Font Size:

When Ellen was younger,she'd believed in true love. She'd been a hopeless romantic who believed she'd marry her knight in shining armour, who she'd love with all her heart and who'd love her in return. She'd dreamed of getting married in St Paul's, which would be bursting with people who'd share her happiness. And they would ride off into the sunset in an open carriage to live happily ever after.

What had come of that was a broken heart and shards of disillusion. The dewy-eyed Ellen who'd dared to dream those dreams was long gone, replaced by a practical young woman who'd proved to herself that she could very well make her way in this world alone. Without a man, without marriage, and without love.

Now, through the odd twists and turns of fate, she found herself standing at the altar of St George's marrying a man she'd never in her wildest dreams thought she'd ever wed, a most unsuitable man; a complete stranger she'd known for less than twenty-four hours.

The whole ceremony passed like a dream. She kept telling herself it was all a sham, none of it real. She half expected a bolt of lightning to strike them down as they said their vows. Vows they did not mean.

Vows that were lies.

With this ring I thee wed, with my body I thee worship, and with all my worldly goods I thee endow ...

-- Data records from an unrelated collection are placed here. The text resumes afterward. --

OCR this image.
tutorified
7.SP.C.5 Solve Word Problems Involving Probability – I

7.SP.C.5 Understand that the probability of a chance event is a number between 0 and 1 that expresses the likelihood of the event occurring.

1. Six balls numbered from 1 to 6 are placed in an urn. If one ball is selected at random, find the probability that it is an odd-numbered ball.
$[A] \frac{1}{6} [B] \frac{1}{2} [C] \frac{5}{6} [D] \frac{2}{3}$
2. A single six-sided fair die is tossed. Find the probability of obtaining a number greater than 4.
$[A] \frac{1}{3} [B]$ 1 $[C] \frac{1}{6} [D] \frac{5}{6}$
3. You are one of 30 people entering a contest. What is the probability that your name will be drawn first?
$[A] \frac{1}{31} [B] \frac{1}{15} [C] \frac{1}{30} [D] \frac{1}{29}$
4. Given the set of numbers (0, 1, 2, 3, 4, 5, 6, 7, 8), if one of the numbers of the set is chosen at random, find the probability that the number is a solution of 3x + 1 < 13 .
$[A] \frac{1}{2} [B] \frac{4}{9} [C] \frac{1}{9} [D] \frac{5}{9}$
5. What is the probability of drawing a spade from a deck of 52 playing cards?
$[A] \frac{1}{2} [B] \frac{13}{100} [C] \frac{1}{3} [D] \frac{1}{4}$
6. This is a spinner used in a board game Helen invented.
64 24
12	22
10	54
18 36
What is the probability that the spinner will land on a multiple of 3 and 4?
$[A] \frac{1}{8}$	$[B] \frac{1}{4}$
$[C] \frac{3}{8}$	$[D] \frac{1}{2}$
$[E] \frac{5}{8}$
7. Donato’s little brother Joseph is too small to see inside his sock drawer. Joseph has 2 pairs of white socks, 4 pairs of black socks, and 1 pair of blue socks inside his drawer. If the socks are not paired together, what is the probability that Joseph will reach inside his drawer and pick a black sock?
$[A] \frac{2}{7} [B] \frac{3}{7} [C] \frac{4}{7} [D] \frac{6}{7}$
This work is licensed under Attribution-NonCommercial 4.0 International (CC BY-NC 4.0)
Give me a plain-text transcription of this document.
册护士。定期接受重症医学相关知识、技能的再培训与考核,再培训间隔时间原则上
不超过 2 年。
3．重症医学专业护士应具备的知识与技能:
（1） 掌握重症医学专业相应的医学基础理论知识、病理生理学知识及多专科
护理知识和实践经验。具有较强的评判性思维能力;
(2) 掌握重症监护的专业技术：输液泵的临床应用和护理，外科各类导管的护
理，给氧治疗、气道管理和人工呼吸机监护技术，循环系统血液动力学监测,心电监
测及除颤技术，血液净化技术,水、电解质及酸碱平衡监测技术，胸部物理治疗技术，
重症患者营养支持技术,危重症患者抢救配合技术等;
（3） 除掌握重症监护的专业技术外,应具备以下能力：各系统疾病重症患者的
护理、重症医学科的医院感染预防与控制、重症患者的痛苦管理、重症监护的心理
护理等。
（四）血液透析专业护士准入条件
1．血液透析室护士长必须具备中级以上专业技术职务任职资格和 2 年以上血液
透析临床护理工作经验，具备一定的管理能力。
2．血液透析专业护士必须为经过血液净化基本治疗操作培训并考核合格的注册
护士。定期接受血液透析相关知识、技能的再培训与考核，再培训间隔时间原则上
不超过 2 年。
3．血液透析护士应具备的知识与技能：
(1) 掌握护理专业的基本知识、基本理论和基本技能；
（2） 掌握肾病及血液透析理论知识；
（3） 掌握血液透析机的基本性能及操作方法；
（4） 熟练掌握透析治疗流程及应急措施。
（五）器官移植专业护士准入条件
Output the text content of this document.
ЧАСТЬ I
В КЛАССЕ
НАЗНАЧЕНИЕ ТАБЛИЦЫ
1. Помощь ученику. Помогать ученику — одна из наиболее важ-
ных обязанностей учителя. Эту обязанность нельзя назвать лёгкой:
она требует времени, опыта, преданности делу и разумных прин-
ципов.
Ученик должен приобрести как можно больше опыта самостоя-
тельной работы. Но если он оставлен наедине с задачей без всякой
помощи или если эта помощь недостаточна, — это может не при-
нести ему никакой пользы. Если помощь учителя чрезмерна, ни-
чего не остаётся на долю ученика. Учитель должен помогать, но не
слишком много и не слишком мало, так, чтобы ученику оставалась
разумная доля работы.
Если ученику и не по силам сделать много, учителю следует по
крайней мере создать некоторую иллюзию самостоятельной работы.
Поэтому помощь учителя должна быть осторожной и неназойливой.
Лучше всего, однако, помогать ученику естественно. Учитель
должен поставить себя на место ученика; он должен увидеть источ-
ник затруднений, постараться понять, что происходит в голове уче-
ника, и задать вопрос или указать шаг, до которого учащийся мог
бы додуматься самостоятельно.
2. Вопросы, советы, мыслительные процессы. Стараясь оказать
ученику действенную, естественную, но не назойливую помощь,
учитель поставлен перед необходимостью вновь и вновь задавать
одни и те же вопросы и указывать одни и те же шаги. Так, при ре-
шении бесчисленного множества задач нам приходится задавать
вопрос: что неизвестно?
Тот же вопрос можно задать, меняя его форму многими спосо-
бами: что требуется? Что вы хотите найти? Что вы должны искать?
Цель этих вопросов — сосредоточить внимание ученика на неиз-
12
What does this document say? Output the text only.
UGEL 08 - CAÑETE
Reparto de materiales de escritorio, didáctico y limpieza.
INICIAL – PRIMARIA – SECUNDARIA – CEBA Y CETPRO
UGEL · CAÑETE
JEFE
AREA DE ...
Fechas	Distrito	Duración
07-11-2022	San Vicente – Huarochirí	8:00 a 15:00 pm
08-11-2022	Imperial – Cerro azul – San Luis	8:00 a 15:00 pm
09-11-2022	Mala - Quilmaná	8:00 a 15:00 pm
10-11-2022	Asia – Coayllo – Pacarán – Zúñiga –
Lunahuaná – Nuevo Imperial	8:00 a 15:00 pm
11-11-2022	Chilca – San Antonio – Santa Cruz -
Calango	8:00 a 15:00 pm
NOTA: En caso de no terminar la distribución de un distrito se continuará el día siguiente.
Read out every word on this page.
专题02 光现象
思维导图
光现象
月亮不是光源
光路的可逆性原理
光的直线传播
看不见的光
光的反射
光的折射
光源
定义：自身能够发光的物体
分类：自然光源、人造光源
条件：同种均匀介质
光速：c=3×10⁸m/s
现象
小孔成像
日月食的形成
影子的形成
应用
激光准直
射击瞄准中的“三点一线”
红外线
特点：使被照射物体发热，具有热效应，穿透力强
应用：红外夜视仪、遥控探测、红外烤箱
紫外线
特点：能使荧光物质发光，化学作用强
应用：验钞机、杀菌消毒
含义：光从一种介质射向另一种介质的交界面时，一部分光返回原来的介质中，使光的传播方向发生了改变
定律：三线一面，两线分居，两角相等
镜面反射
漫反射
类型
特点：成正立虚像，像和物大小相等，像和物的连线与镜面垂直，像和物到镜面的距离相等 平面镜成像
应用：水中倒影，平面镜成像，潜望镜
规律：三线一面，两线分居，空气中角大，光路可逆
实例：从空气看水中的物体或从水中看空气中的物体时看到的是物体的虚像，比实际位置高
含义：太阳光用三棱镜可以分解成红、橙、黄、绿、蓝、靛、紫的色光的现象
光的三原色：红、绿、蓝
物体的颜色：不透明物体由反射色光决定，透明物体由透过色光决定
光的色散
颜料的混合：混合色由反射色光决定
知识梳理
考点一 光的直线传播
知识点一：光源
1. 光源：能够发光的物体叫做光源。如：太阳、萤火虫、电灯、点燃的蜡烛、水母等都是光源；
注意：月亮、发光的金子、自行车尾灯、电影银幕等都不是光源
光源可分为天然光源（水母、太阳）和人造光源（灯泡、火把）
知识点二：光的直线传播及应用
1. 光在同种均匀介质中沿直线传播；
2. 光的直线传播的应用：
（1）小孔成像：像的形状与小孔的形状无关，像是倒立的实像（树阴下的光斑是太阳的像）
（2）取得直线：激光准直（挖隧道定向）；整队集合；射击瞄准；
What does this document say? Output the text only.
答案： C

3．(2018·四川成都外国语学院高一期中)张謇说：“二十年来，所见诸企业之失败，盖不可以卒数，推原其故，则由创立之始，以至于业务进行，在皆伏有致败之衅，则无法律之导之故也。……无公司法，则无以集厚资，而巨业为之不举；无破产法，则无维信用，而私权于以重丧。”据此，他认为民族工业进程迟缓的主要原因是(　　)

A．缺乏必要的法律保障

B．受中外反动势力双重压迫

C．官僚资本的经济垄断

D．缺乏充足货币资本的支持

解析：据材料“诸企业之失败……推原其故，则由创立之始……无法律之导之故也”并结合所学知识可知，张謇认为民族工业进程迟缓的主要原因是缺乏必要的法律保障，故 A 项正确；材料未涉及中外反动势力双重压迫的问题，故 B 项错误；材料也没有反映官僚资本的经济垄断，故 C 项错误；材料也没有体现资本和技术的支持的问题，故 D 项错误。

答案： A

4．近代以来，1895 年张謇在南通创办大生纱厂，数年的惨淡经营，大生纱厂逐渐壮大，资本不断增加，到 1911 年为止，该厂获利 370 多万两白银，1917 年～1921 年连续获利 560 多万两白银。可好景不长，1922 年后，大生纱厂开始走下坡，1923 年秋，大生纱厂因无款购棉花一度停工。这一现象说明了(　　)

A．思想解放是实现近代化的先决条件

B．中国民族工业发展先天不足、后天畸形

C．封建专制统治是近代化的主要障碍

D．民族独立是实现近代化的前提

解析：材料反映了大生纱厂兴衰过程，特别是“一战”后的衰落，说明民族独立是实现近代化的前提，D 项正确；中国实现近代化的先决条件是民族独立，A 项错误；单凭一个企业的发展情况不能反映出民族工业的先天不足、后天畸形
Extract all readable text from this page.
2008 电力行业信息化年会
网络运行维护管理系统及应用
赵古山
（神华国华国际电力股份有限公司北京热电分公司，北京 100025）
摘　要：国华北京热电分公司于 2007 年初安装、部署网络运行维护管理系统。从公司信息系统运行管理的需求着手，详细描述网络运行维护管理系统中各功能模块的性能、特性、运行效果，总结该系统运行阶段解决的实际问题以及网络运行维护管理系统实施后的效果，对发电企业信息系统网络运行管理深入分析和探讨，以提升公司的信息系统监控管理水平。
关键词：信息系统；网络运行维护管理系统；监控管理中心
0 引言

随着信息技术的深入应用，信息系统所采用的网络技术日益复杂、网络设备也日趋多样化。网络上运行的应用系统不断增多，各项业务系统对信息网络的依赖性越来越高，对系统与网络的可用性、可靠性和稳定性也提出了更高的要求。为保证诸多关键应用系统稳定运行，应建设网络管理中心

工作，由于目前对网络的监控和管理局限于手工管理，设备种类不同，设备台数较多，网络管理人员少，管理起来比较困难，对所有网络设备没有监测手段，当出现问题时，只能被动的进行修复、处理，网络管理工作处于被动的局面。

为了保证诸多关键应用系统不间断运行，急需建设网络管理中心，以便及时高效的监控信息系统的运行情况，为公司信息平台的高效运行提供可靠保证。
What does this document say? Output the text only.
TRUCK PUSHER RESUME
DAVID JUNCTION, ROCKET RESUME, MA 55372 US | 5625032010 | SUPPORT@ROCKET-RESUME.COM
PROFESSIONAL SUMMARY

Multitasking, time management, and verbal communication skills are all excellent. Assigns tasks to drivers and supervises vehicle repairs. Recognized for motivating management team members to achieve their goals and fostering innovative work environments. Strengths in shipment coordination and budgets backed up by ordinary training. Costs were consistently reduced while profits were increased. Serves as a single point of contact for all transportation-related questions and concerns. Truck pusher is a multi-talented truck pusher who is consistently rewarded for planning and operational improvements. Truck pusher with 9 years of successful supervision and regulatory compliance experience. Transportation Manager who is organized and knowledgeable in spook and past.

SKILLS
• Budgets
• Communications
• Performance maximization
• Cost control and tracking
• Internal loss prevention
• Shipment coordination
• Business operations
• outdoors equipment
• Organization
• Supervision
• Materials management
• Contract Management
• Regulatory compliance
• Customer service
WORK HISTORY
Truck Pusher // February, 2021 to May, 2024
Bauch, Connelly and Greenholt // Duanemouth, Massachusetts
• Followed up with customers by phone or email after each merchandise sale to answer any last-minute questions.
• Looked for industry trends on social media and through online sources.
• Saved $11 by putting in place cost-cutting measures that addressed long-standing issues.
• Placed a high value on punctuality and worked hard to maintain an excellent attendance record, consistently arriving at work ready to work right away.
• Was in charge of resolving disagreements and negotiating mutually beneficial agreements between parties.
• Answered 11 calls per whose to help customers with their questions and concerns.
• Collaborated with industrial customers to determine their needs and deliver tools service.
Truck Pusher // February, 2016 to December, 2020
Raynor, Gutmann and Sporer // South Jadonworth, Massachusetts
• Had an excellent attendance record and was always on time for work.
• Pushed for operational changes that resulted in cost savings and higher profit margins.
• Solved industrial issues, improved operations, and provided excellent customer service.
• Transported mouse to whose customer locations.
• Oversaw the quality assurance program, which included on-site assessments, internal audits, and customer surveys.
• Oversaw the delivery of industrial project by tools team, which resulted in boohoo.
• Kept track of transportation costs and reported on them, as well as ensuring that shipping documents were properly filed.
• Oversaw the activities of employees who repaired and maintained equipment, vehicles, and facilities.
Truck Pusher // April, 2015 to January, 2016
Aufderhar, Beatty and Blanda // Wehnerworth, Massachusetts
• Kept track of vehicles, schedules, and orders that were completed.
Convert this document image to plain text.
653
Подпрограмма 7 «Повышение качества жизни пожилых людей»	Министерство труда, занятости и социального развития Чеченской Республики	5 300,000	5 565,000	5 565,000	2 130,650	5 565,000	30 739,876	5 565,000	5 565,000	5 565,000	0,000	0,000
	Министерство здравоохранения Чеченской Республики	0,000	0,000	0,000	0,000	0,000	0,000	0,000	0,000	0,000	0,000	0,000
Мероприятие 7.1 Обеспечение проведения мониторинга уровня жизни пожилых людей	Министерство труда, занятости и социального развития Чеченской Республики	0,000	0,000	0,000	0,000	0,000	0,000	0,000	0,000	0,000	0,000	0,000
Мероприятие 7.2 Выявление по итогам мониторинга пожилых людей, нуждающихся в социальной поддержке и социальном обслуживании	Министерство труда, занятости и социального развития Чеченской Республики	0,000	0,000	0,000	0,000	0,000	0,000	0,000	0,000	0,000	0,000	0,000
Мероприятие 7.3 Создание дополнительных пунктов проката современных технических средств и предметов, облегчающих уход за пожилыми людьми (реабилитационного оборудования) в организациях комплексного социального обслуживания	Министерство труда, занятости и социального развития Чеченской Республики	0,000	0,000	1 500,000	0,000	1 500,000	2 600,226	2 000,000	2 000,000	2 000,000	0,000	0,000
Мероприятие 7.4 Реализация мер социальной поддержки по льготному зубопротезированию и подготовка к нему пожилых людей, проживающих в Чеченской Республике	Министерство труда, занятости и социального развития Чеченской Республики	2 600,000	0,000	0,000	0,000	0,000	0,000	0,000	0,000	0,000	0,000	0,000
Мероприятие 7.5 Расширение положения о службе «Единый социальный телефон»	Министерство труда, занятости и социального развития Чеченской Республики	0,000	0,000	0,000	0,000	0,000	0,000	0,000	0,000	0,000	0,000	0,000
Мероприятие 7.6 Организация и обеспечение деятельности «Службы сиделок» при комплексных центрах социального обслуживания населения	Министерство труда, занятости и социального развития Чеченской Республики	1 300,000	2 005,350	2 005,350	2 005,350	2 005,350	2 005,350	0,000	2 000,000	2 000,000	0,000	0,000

They were such beautiful words.

She lifted her eyes to meet his, and perhaps that had been a mistake, for there was a peculiar intensity in his as he took her hand and gently slipped a gold band on her finger.

She looked down at their clasped hands, something catching in her throat.

When she looked up and saw the doddering old man of a priest beaming at them, she knew the deed was done.

She was married.

CHAPTER EIGHT

It was done.

He was married.

Completely out of his depth, Edmund did what he thought was the only natural thing for a newlywed husband to do: he fled.

He spent an hour or two in his laboratory mixing perfumes, but he could not find the scent which hung around her. His wife, that is. Must get used to thinking of her as such.

Thoroughly annoyed, he went to his fencing club. An hour of fencing was the thing to do, of course. But that had not been satisfying, either, since everyone kept insisting on congratulating him again, which only hammered the notion home that he was indeed firmly clapped in parson's mousetrap and there was no escape, at least for the time being.

On his way to his club, he decided, with Dobberham in tow, to get roaring drunk.

Edmund got out of the coach and, looking up the road, saw someone familiar.

A curvaceous female in a horrible mustard-yellow spencer, wearing a tattered bonnet, was about to enter a dressmaker's shop across the road.

"There she is."

"Who?" Dobberham squinted.

"My wife." Edmund went after her, not noticing that Dobberham was following him.

Ellen had been relievedwhen the baron, that is, her husband—for she ought to start thinking of him in that manner—had left right after the wedding.

There had been a tiny twinge of disappointment deep down, but she'd crushed it like an irritating bug under her heel. There was much to do, much to prepare, much to organise. It was to be a busy afternoon, as she had shopping to do for Noni and herself.

She needed clothes.

So the first thing Ellen did as the new Lady Tewkbury was to go shopping.

She set off with a maid. She needed strong, practical clothes and sturdy shoes. Before going to Bath, Ellen used to go shopping with Jenny in the linen drapers of Cheapside and Covent Garden. Jenny was good at finding a bargain. So it seemed natural for Ellen to go there and buy some sturdy dove-grey cotton, one plain and one twilled, and a few lengths of brown tweed for a warmer dress. That would do. Next she visited a boot and shoe warehouse where she bought two pairs of leather walking boots and a finer pair of slippers for more formal occasions, and for suppers in the intimidating dining room. She pulled on one pair of boots and immediately disposed of her old, worn-out pair.

Then it was on to that Mme Minion's to have her dresses made.

Mme Minion's shop was extravagant and displayed not only the latest fashions in the finest silk, satin and poplin, but also hats and gloves.